D’Andra and LeeAnne argue for a few minutes about the semantic distinction between LeeAnne saying D’Andra has an alcohol problem and LeeAnne expressing her concerns about D’Andra’s alcohol consumption. When Dee takes LeeAnne aside to encourage her to save the friendship (and LeeAnne, you guessed it, expresses her concerns about D’Andra’s alcohol consumption), D’Anda nervously eats a cookie directly off a baking sheet. The upside of cooking lessons with your nemesis is that the stress eating couldn’t be more convenient.
She should have taken a second cookie when she had the chance. Kameron and Jimmy sit down with D’Andra to ambush her with a warning to be “cautious” about her behavior, because Dallas society will always talk. “When you do march to this different drummer, you can get criticized,” Jimmy says, recalling a time she warned Kameron to spurn a friend whose reputation she deemed unsuitable. D’Andra takes the three-inch logical leap required to suspect Jimmy was specifically invited to give her a verbal time-out.
As everyone tucks into their six-sticks-of-butter mashed potatoes, Dee — who, I feel it is important that you know, is wearing an apron embroidered with “#MamaDee” — stands up to give a speech. “Every moment together is a miracle,” she says, so choose your friends wisely and appreciate the time you get with them. But if LeeAnne is ever going to make a fight-ending overture to D’Andra, or D’Andra to LeeAnne, it ain’t happening now.
Someone has painted a mural based on a striking picture that fancy, esteemed photographer Jeremy took of Marines break dancing in Djibouti (activate storyline Mad Libs!), so of course there is a reveal party. I’m surprised there’s isn’t a reveal party every time a Friend of the Housewives drops a relatively handsome turd. Everyone’s there to support D’Andra and her husband, except Brandi, who has flaked for baby-related reasons, and LeeAnne, who’s at a fashion show. (That said, Rich made it. Separate lives!

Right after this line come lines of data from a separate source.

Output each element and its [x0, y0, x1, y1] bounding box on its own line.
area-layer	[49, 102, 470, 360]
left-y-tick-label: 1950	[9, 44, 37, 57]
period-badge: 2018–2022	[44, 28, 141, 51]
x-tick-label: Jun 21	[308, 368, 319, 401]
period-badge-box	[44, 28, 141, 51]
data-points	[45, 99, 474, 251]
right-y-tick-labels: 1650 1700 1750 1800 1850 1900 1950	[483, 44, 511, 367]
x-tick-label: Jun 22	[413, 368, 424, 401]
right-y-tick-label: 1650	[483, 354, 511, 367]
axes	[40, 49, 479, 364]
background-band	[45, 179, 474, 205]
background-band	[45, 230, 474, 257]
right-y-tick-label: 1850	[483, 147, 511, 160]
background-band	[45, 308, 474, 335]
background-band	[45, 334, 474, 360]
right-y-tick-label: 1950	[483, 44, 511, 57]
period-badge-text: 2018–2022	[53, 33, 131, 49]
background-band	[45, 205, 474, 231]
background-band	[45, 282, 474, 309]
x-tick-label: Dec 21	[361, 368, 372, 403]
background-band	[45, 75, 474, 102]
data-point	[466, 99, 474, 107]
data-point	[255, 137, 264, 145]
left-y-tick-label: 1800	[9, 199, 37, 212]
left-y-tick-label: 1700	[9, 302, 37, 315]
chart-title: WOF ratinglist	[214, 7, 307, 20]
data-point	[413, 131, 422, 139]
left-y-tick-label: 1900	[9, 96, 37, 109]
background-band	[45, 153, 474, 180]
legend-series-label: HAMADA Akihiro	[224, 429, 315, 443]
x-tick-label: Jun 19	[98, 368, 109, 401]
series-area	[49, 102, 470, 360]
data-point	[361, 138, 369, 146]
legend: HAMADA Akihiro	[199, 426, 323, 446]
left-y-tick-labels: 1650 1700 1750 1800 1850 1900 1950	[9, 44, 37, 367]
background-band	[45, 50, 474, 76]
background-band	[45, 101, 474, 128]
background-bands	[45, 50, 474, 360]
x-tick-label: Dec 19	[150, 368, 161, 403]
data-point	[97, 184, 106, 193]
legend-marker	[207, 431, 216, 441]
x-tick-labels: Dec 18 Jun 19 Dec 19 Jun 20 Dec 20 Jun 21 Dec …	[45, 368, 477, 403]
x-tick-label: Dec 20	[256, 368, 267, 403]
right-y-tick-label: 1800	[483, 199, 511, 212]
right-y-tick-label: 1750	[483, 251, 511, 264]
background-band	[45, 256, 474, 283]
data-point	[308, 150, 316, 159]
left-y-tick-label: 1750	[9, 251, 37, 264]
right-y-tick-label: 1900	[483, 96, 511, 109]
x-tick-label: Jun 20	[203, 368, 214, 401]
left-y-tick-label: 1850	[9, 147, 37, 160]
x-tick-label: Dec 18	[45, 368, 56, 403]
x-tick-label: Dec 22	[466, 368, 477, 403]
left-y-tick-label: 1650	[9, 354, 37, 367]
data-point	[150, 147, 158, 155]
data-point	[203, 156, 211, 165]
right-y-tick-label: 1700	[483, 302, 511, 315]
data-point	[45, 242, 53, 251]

SEPARATE LIVES!)
D’Andra has been quietly steaming about Kameron’s enlisting Jimmy to reprimand her since the cooking lesson. “I don’t bring my mother to the dogfight,” she says, even though her mother technically was there, too, but sure, I get what she means. “I fight the fight myself.” But when D’Andra explains that her feelings were hurt, Kameron interprets this statement as wildly rude, despite the fact that D’Andra doesn’t actually say a single bad thing about Jimmy.
“I am disgusted she’s even bringing my mother-in-law into the situation,” says Kameron in a confessional, who you might say brought her own mother-in-law into the situation.
“I’m actually really shocked you were offended by it … That’s, like, insane. I’m offended,” says Kameron, more than a little melodramatically. But this is “nobody’s business,” D’Andra protests, a phrase that might as well serve as the subtitle for season three of The Real Housewives of Dallas.
Kameron leaves in a huff. “I’m completely done,” she tells Cary outside. “She’s being a crazy bitch.” I agree that someone is definitely being a crazy bitch, but I think Kam and I would differ on exactly whom that someone is.